Handwritten_Character_Recognition

You can run the file in Google Colab and Jupiter Notebook

I divided the task into 2 parts:

Recognition by Digits

Recognition by Words

Recognition by Digits:

Downloading Libraries

Purpose: Ensure TensorFlow and Keras libraries are installed.

Action: Use the package manager to install the required libraries if they are not already installed.

Importing Libraries

NumPy: For numerical operations and data manipulation.

Matplotlib: For visualizing images and plots.

TensorFlow and Keras: For building and training the neural network.

Datasets: To load the MNIST dataset.

Layers: To define different types of neural network layers.

Models: To create and manage the structure of the neural network.

Utilities: For tasks like converting labels to categorical format.

Load and Preprocess Data

Loading Data: Fetch the MNIST dataset, which consists of 60,000 training images and 10,000 testing images of handwritten digits (0-9).

Normalizing Images: Scale pixel values to the range [0, 1] to improve the efficiency and performance of the neural network.

Reshaping Data: Reshape the images to include a single channel dimension, making them suitable for processing by the CNN.

One-Hot Encoding Labels: Convert the labels to a categorical format to facilitate multi-class classification.

Build the Convolutional Neural Network (CNN)

Model Creation: Define a sequential model, which is a linear stack of layers.

Convolutional Layers: Apply convolution operations to extract features from the input images.

Max Pooling Layers: Downsample the feature maps to reduce the dimensionality and computational load.

Flatten Layer: Convert the 2D feature maps into a 1D vector before passing them to the dense layers.

Dense Layers: Fully connected layers for learning the final classification.

Output Layer: Use softmax activation to output probabilities for each class (digit 0-9).

Compilation: Configure the model with the Adam optimizer, categorical cross-entropy loss function, and accuracy as the evaluation metric.

Train the Model

Training Process: Train the model on the training dataset for a specified number of epochs, using the test dataset for validation.

History Object: Store training history, which includes metrics like accuracy and validation accuracy for each epoch.

Evaluate the Model

Model Evaluation: Assess the trained model's performance on the test dataset to obtain accuracy and loss metrics.

Print Test Accuracy: Output the test accuracy to see how well the model generalizes to unseen data.

Visualize Training History

Plotting: Create plots for training and validation accuracy over epochs to visualize the model's learning progress and check for overfitting or underfitting.

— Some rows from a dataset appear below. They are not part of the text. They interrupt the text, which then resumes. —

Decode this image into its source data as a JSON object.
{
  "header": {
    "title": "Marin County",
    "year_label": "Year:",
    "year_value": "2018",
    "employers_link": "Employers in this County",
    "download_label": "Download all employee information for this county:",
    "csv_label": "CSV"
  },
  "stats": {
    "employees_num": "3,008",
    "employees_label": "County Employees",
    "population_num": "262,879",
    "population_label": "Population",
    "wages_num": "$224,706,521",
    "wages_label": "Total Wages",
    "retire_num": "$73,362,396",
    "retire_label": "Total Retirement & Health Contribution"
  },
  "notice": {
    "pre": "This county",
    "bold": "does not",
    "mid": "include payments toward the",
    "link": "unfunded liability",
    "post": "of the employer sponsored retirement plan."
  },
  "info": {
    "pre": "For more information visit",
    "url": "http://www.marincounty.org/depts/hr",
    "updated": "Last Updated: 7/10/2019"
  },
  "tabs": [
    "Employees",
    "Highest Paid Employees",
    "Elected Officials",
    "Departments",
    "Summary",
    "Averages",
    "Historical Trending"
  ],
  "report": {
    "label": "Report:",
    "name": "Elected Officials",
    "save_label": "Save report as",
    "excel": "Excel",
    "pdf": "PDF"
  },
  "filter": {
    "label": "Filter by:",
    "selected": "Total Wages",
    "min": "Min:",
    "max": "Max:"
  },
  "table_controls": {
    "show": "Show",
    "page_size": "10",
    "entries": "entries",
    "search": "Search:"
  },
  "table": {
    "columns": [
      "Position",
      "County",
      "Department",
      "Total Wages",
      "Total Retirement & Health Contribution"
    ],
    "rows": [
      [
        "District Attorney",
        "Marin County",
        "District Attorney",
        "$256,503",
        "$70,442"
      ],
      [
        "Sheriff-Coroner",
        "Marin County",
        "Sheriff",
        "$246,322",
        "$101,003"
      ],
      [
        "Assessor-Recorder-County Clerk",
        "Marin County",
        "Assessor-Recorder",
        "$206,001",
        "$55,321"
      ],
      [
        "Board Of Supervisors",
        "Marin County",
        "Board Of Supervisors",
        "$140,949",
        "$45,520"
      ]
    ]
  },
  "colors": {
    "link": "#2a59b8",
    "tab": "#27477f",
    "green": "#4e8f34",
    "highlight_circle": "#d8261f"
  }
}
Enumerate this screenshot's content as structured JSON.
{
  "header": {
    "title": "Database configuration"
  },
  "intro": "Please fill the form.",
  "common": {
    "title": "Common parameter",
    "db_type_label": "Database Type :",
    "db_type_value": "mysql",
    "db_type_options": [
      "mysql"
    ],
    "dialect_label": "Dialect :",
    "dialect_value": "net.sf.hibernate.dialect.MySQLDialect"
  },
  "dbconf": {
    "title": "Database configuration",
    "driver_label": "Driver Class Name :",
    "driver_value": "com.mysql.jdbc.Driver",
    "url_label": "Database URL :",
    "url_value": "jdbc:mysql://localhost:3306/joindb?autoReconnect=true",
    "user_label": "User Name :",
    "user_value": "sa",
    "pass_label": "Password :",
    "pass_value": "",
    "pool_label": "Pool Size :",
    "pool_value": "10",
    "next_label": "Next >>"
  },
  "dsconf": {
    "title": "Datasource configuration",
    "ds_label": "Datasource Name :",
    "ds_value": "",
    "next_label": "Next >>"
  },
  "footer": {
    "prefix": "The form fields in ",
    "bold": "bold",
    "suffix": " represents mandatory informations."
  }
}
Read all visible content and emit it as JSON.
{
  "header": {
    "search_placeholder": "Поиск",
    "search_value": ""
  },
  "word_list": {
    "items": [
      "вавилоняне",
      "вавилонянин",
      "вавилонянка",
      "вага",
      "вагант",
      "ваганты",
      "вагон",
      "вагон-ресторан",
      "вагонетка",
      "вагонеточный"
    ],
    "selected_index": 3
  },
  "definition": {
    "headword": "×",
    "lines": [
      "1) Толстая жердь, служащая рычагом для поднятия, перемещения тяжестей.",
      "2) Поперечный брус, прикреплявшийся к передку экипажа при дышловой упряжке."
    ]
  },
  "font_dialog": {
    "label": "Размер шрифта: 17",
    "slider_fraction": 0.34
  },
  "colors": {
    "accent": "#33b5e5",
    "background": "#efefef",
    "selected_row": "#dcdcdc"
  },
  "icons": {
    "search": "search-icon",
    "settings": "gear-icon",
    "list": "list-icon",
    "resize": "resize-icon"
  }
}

Recognize Handwritten Characters

Prediction Function: Define a function to preprocess a given image, predict its label using the trained model, and display the image along with the predicted label.

Preprocessing: Ensure the input image is in the correct shape and normalized.

Prediction: Use the model to predict the label and display the result.

Test the Function: Use the function to predict and display the label for a sample image from the test dataset, and compare the predicted label with the actual label.

Output looks like this:

Recognition by Words:

Data Collection

Downloading and Extracting Data:

Download: The code downloads the IAM Words dataset archive from a specified URL.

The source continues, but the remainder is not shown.